April 22, 2013

The Newspaper Association of America’s annual mediaXchange conference is always part industry promotion, an occasion for expressions of confidence. But at this year’s edition in Orlando last week, those sentiments had a fighting edge.

Outgoing chairman Jim Moroney, publisher and CEO of the Dallas Morning News, chose a medley of down-home, don’t-mess-with-Texas aphorisms to open the conference. He said he was ready to bet against the “gaggle of self-proclaimed experts,” predicting the industry’s imminent demise that “print newspapers will still be around in 10 years” and that they will report their “first year-to-year increase in revenues (since the mid-2000s) by this time next year.”

Moroney, affectionately called “the Nutty Professor” by a later presenter, added that the industry should “open barrels of whoopass” on its critics and “ignore the Eeyores.”

In a similar vein, Moroney’s successor, Robert Nutting, CEO of Ogden Newspapers, said later in the conference: “We need to be our own evangelists; we need to get some of our swagger back.”

So what’s the case for swagger?

The NAA had commissioned a pair of studies documenting print ad effectiveness. One, an update of “How America Shops and Spends” by Frank N. Magid Associates, found that one-third of newspaper non-readers (those who read less than once a week) nonetheless use newspaper advertising, especially preprints and coupons in planning shopping.

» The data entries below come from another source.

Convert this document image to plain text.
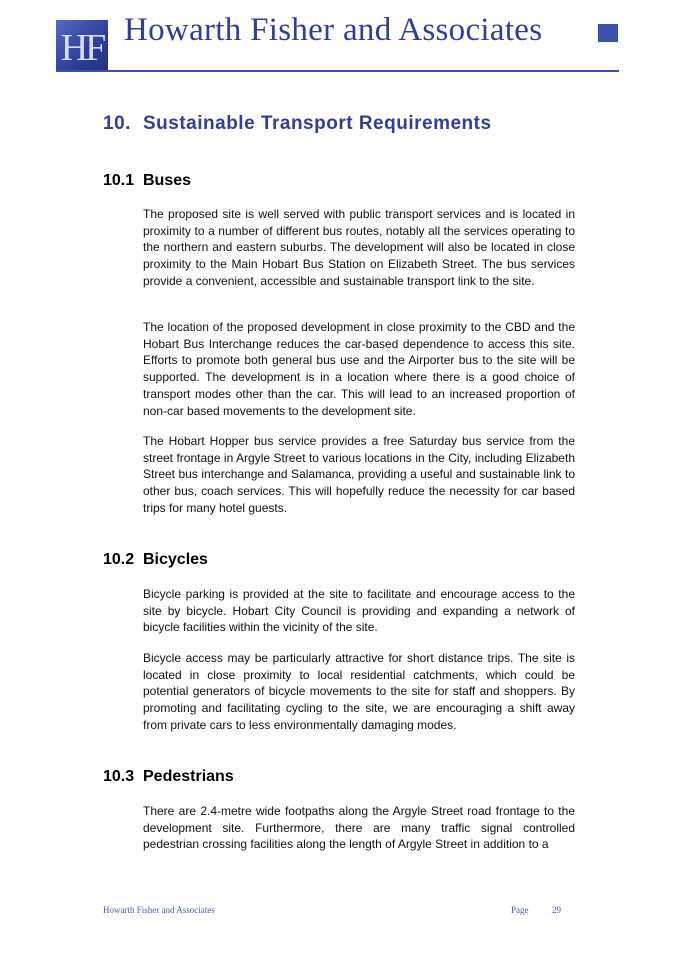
HF Howarth Fisher and Associates
10. Sustainable Transport Requirements
10.1 Buses

The proposed site is well served with public transport services and is located in proximity to a number of different bus routes, notably all the services operating to the northern and eastern suburbs. The development will also be located in close proximity to the Main Hobart Bus Station on Elizabeth Street. The bus services provide a convenient, accessible and sustainable transport link to the site.

The location of the proposed development in close proximity to the CBD and the Hobart Bus Interchange reduces the car-based dependence to access this site. Efforts to promote both general bus use and the Airporter bus to the site will be supported. The development is in a location where there is a good choice of transport modes other than the car. This will lead to an increased proportion of non-car based movements to the development site.

The Hobart Hopper bus service provides a free Saturday bus service from the street frontage in Argyle Street to various locations in the City, including Elizabeth Street bus interchange and Salamanca, providing a useful and sustainable link to other bus, coach services. This will hopefully reduce the necessity for car based trips for many hotel guests.

10.2 Bicycles

Bicycle parking is provided at the site to facilitate and encourage access to the site by bicycle. Hobart City Council is providing and expanding a network of bicycle facilities within the vicinity of the site.

Bicycle access may be particularly attractive for short distance trips. The site is located in close proximity to local residential catchments, which could be potential generators of bicycle movements to the site for staff and shoppers. By promoting and facilitating cycling to the site, we are encouraging a shift away from private cars to less environmentally damaging modes.

10.3 Pedestrians

There are 2.4-metre wide footpaths along the Argyle Street road frontage to the development site. Furthermore, there are many traffic signal controlled pedestrian crossing facilities along the length of Argyle Street in addition to a

Howarth Fisher and Associates	Page	29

A new study by Nielsen found that newspaper ads, compared to those in other media, are better remembered and more often acted upon, especially on key shopping occasions like Black Friday. And they were judged by those surveyed as “less annoying” than TV and digital counterparts.

In a separate session on new newspaper owner-investors, Terry Kroeger, who runs Warren Buffet’s Berkshire Hathaway group, was guarded on specific numbers but said the company had “an outstanding first quarter.” There should be more light this week on whether revenues and earnings are indeed trending upward as Gannett and the New York Times Co. report first quarter results.

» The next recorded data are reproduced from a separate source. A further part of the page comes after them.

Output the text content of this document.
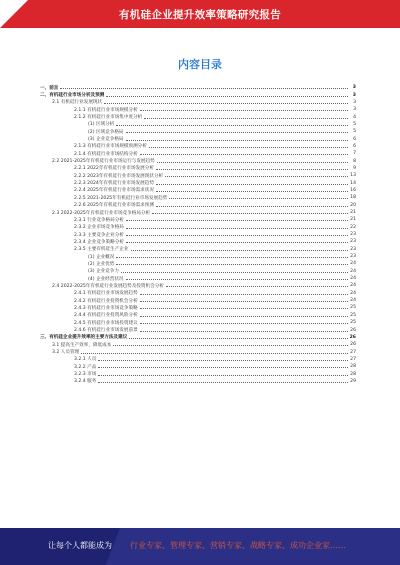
有机硅企业提升效率策略研究报告
内容目录
一、前言	3
二、有机硅行业市场分析及预测	3
2.1 有机硅行业发展现状	3
2.1.1 有机硅行业市场规模分析	3
2.1.2 有机硅行业市场集中度分析	4
(1) 区域分析	5
(2) 区域竞争格局	5
(3) 企业竞争格局	6
2.1.3 有机硅行业市场规模预测分析	6
2.1.4 有机硅行业市场结构分析	7
2.2 2021-2025年有机硅行业市场运行与发展趋势	8
2.2.1 2022年有机硅行业市场发展分析	9
2.2.2 2023年有机硅行业市场发展现状分析	13
2.2.3 2024年有机硅行业市场发展趋势	14
2.2.4 2025年有机硅行业市场需求状况	16
2.2.5 2021-2025年有机硅行业市场发展趋势	18
2.2.6 2025年有机硅行业市场需求预测	20
2.3 2022-2025年有机硅行业市场竞争格局分析	21
2.3.1 行业竞争格局分析	21
2.3.2 企业市场竞争格局	22
2.3.3 主要竞争企业分析	23
2.3.4 企业竞争策略分析	23
2.3.5 主要有机硅生产企业	23
(1) 企业概况	23
(2) 企业优势	24
(3) 企业竞争力	24
(4) 企业经营状况	24
2.4 2022-2025年有机硅行业发展趋势及投资机会分析	24
2.4.1 有机硅行业市场发展趋势	24
2.4.2 有机硅行业投资机会分析	24
2.4.3 有机硅行业市场竞争策略	25
2.4.4 有机硅行业投资风险分析	25
2.4.5 有机硅行业市场投资建议	25
2.4.6 有机硅行业市场发展前景	26
三、有机硅企业提升效率的主要方法及建议	26
3.1 提高生产效率，降低成本	26
3.2 人员管理	27
3.2.1 人员	27
3.2.2 产品	28
3.2.3 市场	28
3.2.4 服务	29
让每个人都能成为 行业专家、管理专家、营销专家、战略专家、成功企业家……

Not surprisingly, the conference also highlighted the success of digital subscription plans and the 5 percent increase in circulation revenues they prompted in 2012.

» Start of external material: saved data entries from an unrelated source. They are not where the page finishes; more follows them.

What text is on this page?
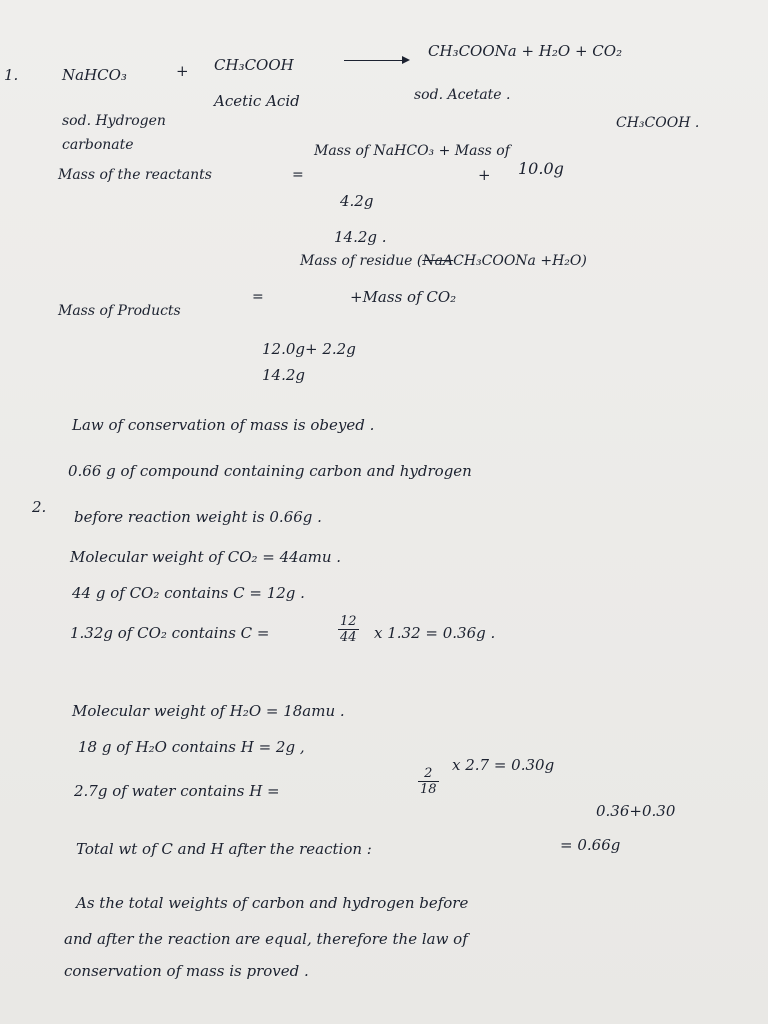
1.	NaHCO₃	+ CH₃COOH
CH₃COONa + H₂O + CO₂
sod. Hydrogen
carbonate
Acetic Acid	sod. Acetate .
Mass of the reactants	=
Mass of NaHCO₃ + Mass of
CH₃COOH .
4.2g
+ 10.0g
14.2g .
Mass of Products
=
Mass of residue (NaACH₃COONa +H₂O)
+Mass of CO₂
12.0g+ 2.2g
14.2g
Law of conservation of mass is obeyed .
2.
0.66 g of compound containing carbon and hydrogen
before reaction weight is 0.66g .
Molecular weight of CO₂ = 44amu .
44 g of CO₂ contains C = 12g .
1.32g of CO₂ contains C =	$\frac{12}{44}$ x 1.32 = 0.36g .
Molecular weight of H₂O = 18amu .
18 g of H₂O contains H = 2g ,
2.7g of water contains H =	$\frac{2}{18}$
x 2.7 = 0.30g
Total wt of C and H after the reaction :
0.36+0.30
= 0.66g
As the total weights of carbon and hydrogen before
and after the reaction are equal, therefore the law of
conservation of mass is proved .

Two different speakers from Gannett said that the company did deep research on the perceived value of newspapers before deciding on steep price increase for both print and print + digital bundles. Typically readers thought they were paying 50 to 200 percent more than they actually were. So why not charge accordingly?

I have argued in past posts that a hidden benefit of bundled print+digital subscription plans is that the industry will be well-positioned over time as reader preferences among platforms shift. For instance, a swing from laptop/desktop to mobile, as many are predicting for the several years, would be a non-event from a subscription point of view for the many subscribers now getting some form of all-access.

Consultant Matt Lindsay of Mather Economics, expressed a similar idea in a different fashion: part of the charm of the bundled model, he said, is that different subscribers can value the component parts differently and still be satisfied.

As a longtime New York Times print subscriber, for instance, I may see $50 of the $70 I pay a month as covering seven days a week of print home-delivery, the other $20 buying unlimited digital access. A young digital-first reader, who gets the less pricey digital and Sunday print option may have the reverse sense of what each is worth.

So I don’t think it is an exaggeration to say that with metered paywalls and bundled subs, the industry has successfully transitioned to a new business model for collecting revenue from subscribers — more of them all the time are paying not just for the paper but for access to content whenever and on whatever platform they want.

The advertising side of the equation is trickier. Panelists at the conference typically reported that page views have gone down some since they put in a paywall but that digital advertising has held steady or increased. But Jerry Hill, Gannett’s top circulation director (and a colleague from his years at Poynter’s Tampa Bay Times) pointed out that there also is an indirect tradeoff in losing paid print subscribers and some print revenues, especially those from preprints. And, of course, print ads are still more lucrative than digital.

That is worth considering as companies boast of gains in digital subs and circulation revenues. Successful in their own terms, the new subscription plans may be contributing to continued advertising losses on the print side.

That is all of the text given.